O impacto socioeconômico da PEC é significativo. De um lado, poderia fomentar o desenvolvimento econômico de áreas costeiras, atraindo investimentos e impulsionando o turismo e outras atividades econômicas. De outro, a proposta pode beneficiar conglomerados financeiros e multinacionais em detrimento de pequenos contribuintes, potencialmente resultando em uma renúncia de até R$ 3,2 trilhões em ativos públicos.

Além disso, o setor privado expressa preocupações. Ana Paula Gadotti, gerente técnica da Associação de Terminais Portuários Privados (ATP), argumentou que a compra obrigatória dos imóveis não é do interesse de muitas empresas, gerando insegurança financeira e impacto nos negócios.
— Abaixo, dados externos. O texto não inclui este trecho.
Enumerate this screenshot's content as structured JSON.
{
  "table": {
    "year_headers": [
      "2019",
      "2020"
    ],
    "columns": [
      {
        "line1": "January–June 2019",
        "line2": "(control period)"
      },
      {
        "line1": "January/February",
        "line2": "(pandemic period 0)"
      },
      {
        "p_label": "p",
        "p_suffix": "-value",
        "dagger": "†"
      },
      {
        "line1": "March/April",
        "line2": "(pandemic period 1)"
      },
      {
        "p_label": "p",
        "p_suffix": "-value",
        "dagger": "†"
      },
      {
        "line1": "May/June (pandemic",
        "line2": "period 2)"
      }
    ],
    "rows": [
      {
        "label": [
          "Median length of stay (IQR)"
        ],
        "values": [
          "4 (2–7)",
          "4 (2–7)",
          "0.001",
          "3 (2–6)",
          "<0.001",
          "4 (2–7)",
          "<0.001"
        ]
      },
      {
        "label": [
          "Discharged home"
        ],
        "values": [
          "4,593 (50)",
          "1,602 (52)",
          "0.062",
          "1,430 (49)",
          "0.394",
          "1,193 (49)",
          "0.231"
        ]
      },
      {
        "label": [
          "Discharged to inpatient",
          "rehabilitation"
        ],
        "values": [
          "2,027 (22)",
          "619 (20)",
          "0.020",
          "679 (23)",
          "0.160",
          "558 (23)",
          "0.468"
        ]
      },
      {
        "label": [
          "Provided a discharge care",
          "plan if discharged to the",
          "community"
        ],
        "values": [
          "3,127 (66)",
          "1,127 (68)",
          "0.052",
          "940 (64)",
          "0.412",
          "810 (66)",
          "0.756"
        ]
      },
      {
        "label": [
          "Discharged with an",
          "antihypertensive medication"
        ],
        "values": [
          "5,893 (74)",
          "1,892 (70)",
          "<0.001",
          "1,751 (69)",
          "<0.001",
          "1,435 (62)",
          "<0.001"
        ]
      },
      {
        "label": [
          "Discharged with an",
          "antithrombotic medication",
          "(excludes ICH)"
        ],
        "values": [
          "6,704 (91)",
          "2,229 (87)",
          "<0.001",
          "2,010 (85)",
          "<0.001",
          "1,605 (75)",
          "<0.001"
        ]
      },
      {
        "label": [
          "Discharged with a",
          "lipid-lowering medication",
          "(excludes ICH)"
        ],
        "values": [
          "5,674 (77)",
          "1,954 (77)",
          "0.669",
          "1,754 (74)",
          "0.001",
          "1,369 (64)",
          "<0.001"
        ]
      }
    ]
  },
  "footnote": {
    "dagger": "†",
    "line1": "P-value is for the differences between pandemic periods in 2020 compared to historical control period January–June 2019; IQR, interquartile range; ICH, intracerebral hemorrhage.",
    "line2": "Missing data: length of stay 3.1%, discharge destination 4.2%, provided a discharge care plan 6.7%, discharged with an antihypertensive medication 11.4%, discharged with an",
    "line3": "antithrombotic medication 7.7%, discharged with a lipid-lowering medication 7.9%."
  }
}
Praia de Boa Viagem, , em Recife, uma das mais visitadas do Brasil. Foto: Luiza Sá/iStock

Empresas como Vale e Arcelor Mittal, que possuem terminais em grandes áreas de marinha, poderiam ser impactadas negativamente pela PEC, por exemplo.

Após a repercussão negativa, Flávio Bolsonaro indicou que pode alterar pontos da PEC para esclarecer que as praias não serão privatizadas. O presidente do Senado, Rodrigo Pacheco, prometeu um “amplo debate” sobre o assunto, ressaltando a necessidade de cautela.

A PEC das Praias levanta questões complexas sobre a gestão do patrimônio público, o desenvolvimento econômico e os interesses privados. Seu impacto socioeconômico depende de como serão resolvidas as lacunas e ambiguidades do texto, bem como do equilíbrio entre desenvolvimento e preservação do patrimônio nacional.